Last week, we posted “Distressed by Another’s Jealousy: How to Deal with Guilt from Hurting a Partner” in response to a reader who wrote in asking for help.
The piece drew a lot of interest. Most of it was positive and thanked us for tackling a common issue that isn’t often addressed by existing poly how-to.
But some readers were quite distressed by the deal I made with the writer of the original letter: “Let’s make a deal right now: If you follow this process, you have nothing to feel guilty about. You have my permission to feel okay about things.”
“How can you possibly say that?” they wanted to know. “That’s irresponsible. If they do something bad, trying to make it better doesn’t automatically undo the hurt. If they’ve done something bad, they should continue to feel bad for what they’ve done.”
But there’s a problem with that line of thinking. For how long? Do they feel guilty forever?
And for heaven’s sake, why? It’s not like the stress from bad feelings helps us solve problems better. In fact, it’s the opposite.

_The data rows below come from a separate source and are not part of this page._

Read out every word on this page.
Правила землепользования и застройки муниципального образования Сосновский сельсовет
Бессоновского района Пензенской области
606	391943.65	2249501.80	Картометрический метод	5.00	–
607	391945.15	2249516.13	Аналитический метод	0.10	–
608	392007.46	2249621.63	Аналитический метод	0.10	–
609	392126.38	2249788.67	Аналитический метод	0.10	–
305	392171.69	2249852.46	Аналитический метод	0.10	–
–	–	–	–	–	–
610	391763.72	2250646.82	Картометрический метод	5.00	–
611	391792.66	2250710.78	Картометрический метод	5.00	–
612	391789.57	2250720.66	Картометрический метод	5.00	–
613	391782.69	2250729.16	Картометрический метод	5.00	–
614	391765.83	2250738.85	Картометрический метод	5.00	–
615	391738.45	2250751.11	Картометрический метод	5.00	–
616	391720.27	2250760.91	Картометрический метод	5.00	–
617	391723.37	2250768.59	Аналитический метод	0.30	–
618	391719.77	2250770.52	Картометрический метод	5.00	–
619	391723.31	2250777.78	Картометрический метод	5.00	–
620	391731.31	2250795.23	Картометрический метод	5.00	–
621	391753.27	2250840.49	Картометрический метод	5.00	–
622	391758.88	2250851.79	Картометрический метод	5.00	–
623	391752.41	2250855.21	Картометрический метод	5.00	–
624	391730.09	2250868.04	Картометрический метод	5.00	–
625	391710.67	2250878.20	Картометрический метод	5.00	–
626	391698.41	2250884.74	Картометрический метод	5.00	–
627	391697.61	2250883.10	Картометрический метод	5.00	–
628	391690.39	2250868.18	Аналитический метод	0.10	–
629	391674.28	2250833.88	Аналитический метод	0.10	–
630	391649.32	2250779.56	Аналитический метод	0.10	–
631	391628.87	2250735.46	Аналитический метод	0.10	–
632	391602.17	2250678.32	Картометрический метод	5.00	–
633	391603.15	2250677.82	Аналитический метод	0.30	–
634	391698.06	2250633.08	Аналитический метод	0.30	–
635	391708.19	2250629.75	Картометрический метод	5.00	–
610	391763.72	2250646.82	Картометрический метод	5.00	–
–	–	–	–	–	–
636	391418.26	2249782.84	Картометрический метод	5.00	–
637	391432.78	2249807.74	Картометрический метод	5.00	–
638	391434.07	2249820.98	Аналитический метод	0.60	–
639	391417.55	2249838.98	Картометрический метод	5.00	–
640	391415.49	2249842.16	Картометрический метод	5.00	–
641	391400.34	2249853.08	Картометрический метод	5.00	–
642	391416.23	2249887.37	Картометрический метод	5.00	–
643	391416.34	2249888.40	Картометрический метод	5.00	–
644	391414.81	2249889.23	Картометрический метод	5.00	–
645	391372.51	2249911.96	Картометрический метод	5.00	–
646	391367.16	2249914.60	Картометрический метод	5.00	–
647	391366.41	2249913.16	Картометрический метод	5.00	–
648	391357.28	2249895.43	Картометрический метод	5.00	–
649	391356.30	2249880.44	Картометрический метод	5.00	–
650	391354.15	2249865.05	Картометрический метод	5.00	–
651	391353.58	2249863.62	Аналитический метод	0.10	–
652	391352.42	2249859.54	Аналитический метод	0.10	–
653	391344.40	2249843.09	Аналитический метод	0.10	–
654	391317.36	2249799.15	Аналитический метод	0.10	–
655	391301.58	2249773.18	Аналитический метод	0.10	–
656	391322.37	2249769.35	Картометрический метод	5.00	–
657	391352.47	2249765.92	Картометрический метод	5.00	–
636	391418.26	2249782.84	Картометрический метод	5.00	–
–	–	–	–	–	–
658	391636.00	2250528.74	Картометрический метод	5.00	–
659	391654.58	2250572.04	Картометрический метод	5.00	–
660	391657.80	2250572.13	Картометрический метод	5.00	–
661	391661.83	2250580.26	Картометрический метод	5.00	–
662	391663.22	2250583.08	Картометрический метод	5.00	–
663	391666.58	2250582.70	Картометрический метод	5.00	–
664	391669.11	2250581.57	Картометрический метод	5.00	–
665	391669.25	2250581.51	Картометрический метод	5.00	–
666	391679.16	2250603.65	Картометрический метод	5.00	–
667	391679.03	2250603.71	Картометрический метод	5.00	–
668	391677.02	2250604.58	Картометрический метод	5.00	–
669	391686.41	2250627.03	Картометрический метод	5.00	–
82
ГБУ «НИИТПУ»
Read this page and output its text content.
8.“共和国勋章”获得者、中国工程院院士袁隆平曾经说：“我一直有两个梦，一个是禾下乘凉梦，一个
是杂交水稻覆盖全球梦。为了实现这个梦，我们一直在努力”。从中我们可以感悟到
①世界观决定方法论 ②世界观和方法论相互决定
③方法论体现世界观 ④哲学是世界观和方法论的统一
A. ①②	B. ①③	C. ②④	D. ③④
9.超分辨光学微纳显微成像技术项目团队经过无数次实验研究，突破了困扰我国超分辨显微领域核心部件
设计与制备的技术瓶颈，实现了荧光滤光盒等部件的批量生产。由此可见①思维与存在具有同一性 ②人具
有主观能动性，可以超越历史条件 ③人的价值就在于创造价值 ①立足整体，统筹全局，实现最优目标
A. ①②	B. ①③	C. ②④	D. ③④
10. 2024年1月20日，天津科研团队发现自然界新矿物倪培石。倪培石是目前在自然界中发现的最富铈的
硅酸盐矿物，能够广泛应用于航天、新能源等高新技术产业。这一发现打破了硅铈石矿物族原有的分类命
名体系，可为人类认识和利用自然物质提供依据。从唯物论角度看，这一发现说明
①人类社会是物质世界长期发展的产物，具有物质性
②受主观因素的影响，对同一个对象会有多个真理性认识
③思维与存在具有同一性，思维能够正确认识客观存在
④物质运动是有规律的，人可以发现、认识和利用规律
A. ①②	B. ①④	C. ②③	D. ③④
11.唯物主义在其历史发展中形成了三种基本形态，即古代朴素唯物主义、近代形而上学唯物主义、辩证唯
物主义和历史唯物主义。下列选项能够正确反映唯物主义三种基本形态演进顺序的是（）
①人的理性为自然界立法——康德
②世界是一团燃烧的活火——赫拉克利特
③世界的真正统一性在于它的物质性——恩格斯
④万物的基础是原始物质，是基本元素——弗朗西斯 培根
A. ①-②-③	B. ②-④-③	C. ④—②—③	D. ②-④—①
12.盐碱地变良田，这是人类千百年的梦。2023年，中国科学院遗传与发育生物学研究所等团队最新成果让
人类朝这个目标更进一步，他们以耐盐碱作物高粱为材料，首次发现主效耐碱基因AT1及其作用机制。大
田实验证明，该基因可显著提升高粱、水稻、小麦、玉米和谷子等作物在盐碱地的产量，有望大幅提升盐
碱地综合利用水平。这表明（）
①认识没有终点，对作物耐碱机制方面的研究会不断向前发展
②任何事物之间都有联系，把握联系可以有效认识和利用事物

Yerkes-Dodson famously found that a little stress is fine but that too much stress makes us terribly unproductive and ineffective. It’s difficult to do anything well if you’re too keyed up.
Emotional Loan Sharks
As I wrote in last week’s piece, guilt’s functional purpose is to make us pay attention to the person we slighted so that we can make it up to them.
In fair and healthy relationships, you can work with your partner and settle that debt appropriately and honestly.
But in unhealthy relationships? The offended partner may very well charge outrageous “emotional interest.” And some may never allow you to pay it off.
I know this from all-too-painful experience. Watching others suffer through these situations. And yes, by going through it myself.
And as I read through the backlash to the original article, I couldn’t help but be reminded me of the emotional loan sharks I’ve known.
The partners who complain bitterly about mistakes you’ve made at every opportunity but are flummoxed and quickly change the subject when you ask them, earnestly, how you can make it up to them.
The ones who continually bring up ancient history like it only just happened. Connecting every incident to convey an unending pattern of your thoughtless wrongdoing.
And they’ll never tell you this, but there’s a simple reason you can’t make it up to them: They don’t want you to. Because guilting others is a very popular tool to control people. Your guilt is your puppet strings.
If you find yourself advocating for sustained guilt over earnest attempts at reparative change, it should give you pause. What kind of interest rates are you charging those you love? Are they fair? Are they conducive to long-term healthy relationships?
Sadly, we do a much better job of making people feel guilty than we do of delivering them from the guilt we create. We need to confess this and change our ways.